The opening show, a "water spectacular" called The Sands of Dee, was written to take advantage of the theatre's greatest novelty – a 60,000-gallon steel water tank embedded beneath the stage, complete with a hydraulically controlled moving base, designed to create real waves.
"From what I can gather, the climax of the show saw a local actress from Totterdown – chosen because she was an expert swimmer – tied to a post in the middle of the tank by the villain, while the hero swims across the stage to rescue her," Martin says as he leads the way on to the historic stage – pointing out the decades of cast graffiti that mark the back of the safety curtain – featuring everyone from Jerry Springer to The Tweenies.
It wasn't just the spectacular water tank that made the building an engineering marvel in its day. Even its most mundane functions were state-of-the-art – it was even built with a revolutionary central vacuum cleaning system. The enormous machine, located beneath the stage, connected via hidden tubes to sockets on the walls of each room in the building.
"Cleaners would just come along and plug their tube into the sockets and start cleaning," Martin says. "It continued to be used until 1993, when the raked stage was levelled, so the vacuum machine had to be removed to make space below the stage."
The building was nearly lost when a fire ravaged backstage during an early panto season in 1948.
"The historic auditorium was saved partly because the safety curtain was down, and partly because the auditorium is built with a retractable disc in the centre of the dome, which was often removed for summer ventilation.
"The Pyronaut fireboat was moored close enough in the harbour to be able to direct a hose on to the roof, showering the auditorium with water and saving it.
"The theatre was nearly lost for a second time in the late 1970s, when plans were afoot to either turn it into a bingo hall or a supermarket. But a wonderful local lady, Marjorie Bleasdale started a petition and successfully campaigned for the Hippodrome to be kept.
"Except for the 10 months it took to rebuild the fire-damaged stage in 1948, and a short period from 1931 to 1938 when it was used only as a cinema, the theatre has been in constant use throughout its 100 years – even through the war years, when during air raids the audience were sent beneath the stage."
Backstage we wander through the corridors of dressing rooms, past the steaming laundry room, and up successive flights of stairs until we finally enter the "fly floor"– the platform high above the stage from where a team of five "flymen" manually operate the stage rigging.

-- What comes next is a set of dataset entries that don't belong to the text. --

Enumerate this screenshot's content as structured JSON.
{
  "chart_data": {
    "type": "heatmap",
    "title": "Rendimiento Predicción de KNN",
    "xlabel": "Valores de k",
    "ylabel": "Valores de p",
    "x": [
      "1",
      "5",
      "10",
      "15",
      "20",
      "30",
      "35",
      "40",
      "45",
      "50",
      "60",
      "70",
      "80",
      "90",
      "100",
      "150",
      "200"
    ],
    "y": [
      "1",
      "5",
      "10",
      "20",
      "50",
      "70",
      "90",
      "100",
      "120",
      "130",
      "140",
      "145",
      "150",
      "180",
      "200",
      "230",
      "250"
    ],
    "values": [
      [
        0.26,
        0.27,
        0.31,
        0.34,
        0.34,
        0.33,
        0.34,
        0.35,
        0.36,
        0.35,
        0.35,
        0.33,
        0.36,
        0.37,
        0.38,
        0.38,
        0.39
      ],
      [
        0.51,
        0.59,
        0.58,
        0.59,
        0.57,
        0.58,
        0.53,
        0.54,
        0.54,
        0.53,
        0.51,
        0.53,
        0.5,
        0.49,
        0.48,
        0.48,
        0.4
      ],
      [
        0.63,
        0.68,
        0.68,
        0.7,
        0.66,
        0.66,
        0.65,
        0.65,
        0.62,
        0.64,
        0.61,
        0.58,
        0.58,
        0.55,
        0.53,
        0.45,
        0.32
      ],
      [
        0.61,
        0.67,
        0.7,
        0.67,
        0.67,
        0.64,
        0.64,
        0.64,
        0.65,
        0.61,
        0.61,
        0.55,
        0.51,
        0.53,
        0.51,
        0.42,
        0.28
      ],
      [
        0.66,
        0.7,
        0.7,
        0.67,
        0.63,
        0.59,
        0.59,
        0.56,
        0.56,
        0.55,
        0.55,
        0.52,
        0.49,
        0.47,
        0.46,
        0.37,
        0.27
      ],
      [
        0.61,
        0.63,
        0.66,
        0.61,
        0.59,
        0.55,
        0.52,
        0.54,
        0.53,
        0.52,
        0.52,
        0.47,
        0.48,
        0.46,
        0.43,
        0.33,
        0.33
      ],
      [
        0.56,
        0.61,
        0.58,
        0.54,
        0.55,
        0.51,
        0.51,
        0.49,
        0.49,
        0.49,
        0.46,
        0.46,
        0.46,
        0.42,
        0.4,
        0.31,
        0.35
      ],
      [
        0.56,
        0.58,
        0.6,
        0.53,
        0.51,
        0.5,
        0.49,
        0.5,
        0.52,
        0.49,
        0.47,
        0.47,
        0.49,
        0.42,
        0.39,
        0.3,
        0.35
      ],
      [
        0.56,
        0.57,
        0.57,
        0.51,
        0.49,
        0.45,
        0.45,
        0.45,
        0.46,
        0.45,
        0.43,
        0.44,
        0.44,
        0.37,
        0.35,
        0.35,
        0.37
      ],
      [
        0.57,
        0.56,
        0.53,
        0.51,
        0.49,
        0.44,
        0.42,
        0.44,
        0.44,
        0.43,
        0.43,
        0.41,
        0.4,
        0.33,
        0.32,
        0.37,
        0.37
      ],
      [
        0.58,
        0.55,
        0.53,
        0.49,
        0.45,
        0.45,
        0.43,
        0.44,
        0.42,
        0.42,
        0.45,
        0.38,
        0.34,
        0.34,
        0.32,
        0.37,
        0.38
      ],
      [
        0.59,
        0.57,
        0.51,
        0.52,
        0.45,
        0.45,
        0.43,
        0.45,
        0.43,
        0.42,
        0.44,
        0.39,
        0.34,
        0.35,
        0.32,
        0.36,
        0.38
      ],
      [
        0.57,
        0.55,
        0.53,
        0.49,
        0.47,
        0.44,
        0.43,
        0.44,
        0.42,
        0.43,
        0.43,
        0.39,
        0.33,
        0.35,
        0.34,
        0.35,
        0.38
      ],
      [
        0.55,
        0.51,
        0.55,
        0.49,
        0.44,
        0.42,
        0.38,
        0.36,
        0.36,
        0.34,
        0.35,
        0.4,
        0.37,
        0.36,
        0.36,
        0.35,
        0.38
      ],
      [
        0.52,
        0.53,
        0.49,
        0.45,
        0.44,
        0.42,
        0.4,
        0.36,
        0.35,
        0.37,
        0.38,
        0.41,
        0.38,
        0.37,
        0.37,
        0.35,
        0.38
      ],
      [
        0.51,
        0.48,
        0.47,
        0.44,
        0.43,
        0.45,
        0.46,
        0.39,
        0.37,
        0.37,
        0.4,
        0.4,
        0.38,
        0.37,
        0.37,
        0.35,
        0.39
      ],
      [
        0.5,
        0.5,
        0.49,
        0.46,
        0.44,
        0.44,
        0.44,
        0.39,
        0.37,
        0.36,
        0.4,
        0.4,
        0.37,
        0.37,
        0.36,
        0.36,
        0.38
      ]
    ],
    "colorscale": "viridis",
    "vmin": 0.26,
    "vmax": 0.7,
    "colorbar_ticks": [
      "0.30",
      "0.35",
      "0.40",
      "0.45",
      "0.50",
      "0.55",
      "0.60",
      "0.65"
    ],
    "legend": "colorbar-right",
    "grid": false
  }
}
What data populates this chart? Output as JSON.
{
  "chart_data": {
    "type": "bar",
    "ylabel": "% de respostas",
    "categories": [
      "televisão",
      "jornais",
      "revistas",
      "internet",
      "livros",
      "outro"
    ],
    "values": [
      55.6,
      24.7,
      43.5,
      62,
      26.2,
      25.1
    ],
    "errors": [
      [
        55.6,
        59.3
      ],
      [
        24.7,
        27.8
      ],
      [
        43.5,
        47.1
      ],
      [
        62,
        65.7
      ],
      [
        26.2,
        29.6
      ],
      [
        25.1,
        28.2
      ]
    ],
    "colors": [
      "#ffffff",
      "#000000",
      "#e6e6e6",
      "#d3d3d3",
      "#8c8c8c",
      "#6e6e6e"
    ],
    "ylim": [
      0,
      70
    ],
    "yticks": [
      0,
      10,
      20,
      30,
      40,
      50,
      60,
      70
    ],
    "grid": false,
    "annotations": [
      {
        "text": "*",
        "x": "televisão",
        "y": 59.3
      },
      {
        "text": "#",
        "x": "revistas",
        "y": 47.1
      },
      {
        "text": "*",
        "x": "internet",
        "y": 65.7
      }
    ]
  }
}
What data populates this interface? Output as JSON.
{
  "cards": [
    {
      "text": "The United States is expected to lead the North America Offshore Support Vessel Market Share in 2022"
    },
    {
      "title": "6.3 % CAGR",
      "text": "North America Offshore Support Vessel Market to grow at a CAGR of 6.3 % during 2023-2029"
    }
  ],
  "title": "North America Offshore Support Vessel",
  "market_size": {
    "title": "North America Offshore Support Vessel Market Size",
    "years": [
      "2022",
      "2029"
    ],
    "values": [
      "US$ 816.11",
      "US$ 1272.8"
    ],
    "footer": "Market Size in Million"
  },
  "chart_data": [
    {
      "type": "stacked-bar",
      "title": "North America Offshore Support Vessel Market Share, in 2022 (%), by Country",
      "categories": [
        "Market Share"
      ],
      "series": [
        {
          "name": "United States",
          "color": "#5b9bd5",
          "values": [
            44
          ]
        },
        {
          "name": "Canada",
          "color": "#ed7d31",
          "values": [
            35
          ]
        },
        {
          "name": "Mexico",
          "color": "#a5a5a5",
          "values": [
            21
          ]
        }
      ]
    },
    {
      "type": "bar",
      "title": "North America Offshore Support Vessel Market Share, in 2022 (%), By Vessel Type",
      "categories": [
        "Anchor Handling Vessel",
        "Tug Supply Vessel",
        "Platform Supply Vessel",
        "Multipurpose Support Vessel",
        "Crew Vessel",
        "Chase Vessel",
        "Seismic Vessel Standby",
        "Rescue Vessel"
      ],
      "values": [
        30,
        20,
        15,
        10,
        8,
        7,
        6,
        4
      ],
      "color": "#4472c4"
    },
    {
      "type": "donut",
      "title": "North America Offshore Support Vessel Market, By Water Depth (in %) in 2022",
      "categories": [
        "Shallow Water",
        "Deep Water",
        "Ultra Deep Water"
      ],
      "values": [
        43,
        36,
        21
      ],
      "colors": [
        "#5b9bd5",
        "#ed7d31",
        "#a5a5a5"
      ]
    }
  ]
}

"Historically the job tended to be done by retired sailors, who were already used to working with ropes," Martin says.
"That's why whistling is still considered unlucky backstage in a theatre – the sailors used whistles to warn they were lowering the counterweights on the rigging."
The theatre is a hotbed of superstitions, and there are lots of stories among staff about ghosts in the building – with the auditorium toilets proving the most common place to sight the theatre's ghouls.
"Staff see people go in to the toilets and never come out," Martin says. "On another occasion one young lad working here walked down one of the fire escapes and saw a man sitting on the steps below. He knew it was locked at the bottom, and had been locked at the top, so he was spooked.
"He ran back to the top and locked the doors again. When he returned with other staff members, the man was gone – although there was no way he could have got out of the staircase.
"But this old theatre is alive with those sorts of stories."